Tag Archives: film

Charles Walton on Les Misérables

You may find Charles Walton’s review of the new film version of Les Misérables interesting:

Victor Hugo was no Karl Marx, but he did believe in progress through revolution — a fact that viewres of Tom Hooper’s new film Les Misérables, would never guess.  Adapted from the immensely popular musical version of Hugo’s classic (first performed in Paris in 1980), Hooper’s cinematic rendering is stunningly staged and brilliantly performed, but it cuts the author in half: it gives us the religious Hugo, not the revolutionary one.  It tells the story of individual redemption through an odyssey of Catholic conscience, not of France’s collective redemption through political violence.

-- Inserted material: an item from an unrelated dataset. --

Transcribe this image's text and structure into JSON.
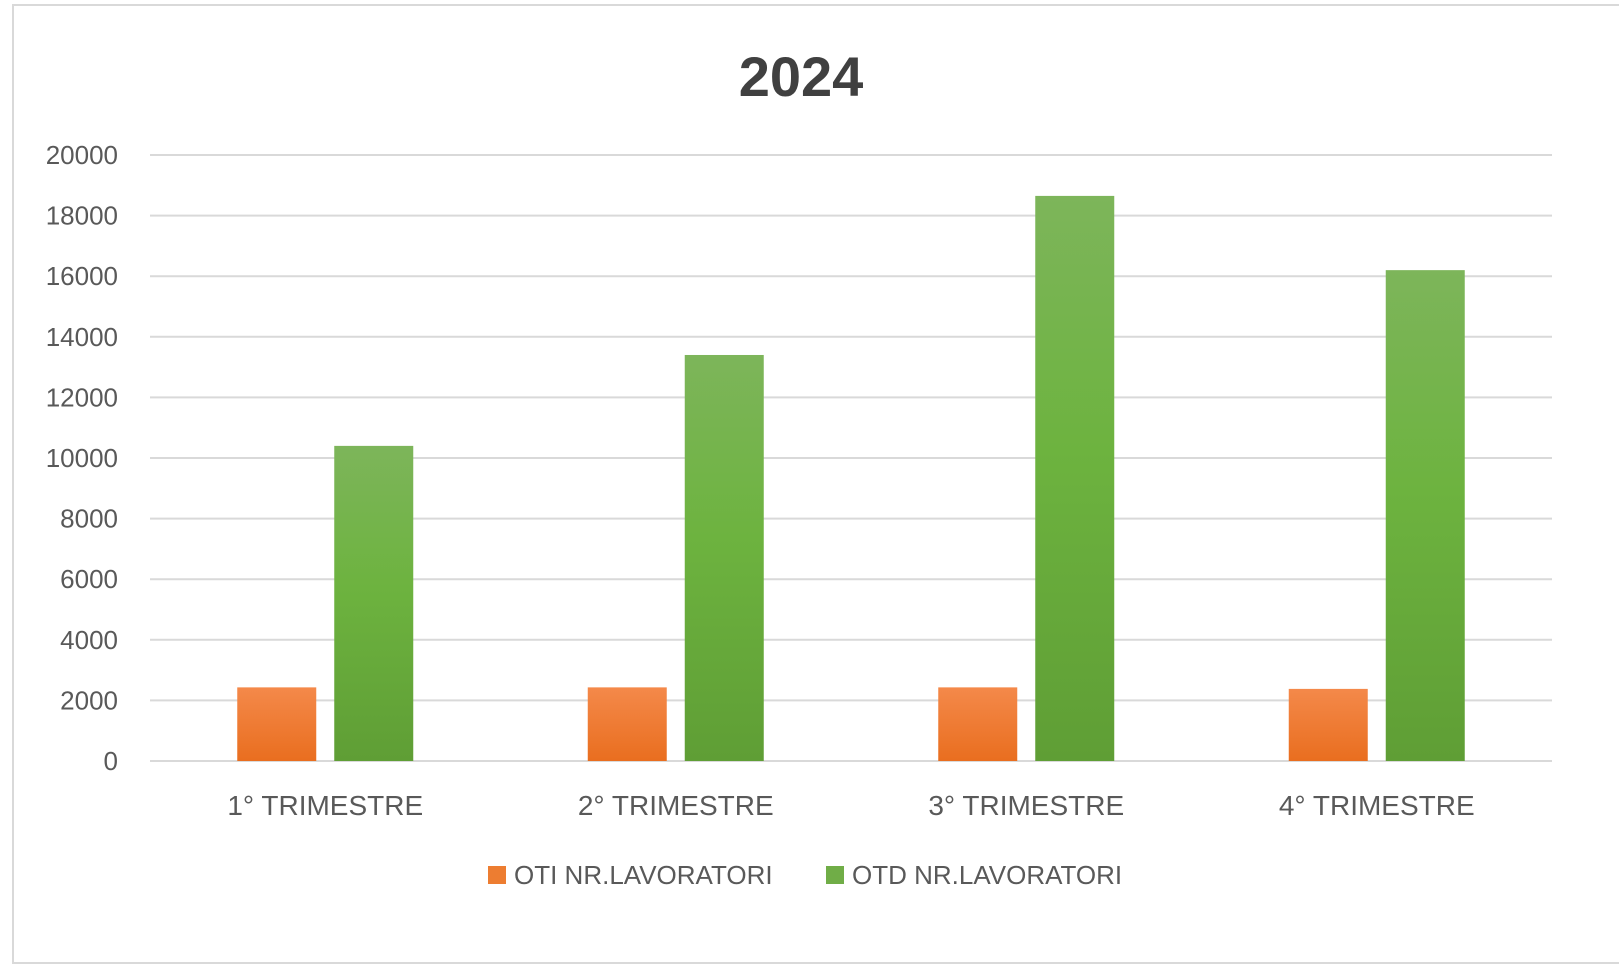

Why does the movie-musical present revolution as pointlessly utopian rather than as a venerable, if tragic vehicle of change, as Hugo saw it?  The reason, perhaps, has to do with our own pessimistic view of revolution.  In recent decades, cynicism has replaced idealism, and revolution has come to be seen as the high road to totalitarianism.  Utopianism leads only to guillotines, gulags, and killing fields, not to freedom.  Today, we tend to see revolution not through Hugo’s optimistic lenses but through those of his pessimistic contemporary, Alexis de Tocqueville.

Please read this review for class on Monday.  Now that we’ve read a bit of Tocqueville ourselves  we’ll discuss whether you agree or disagree with Professor Walton.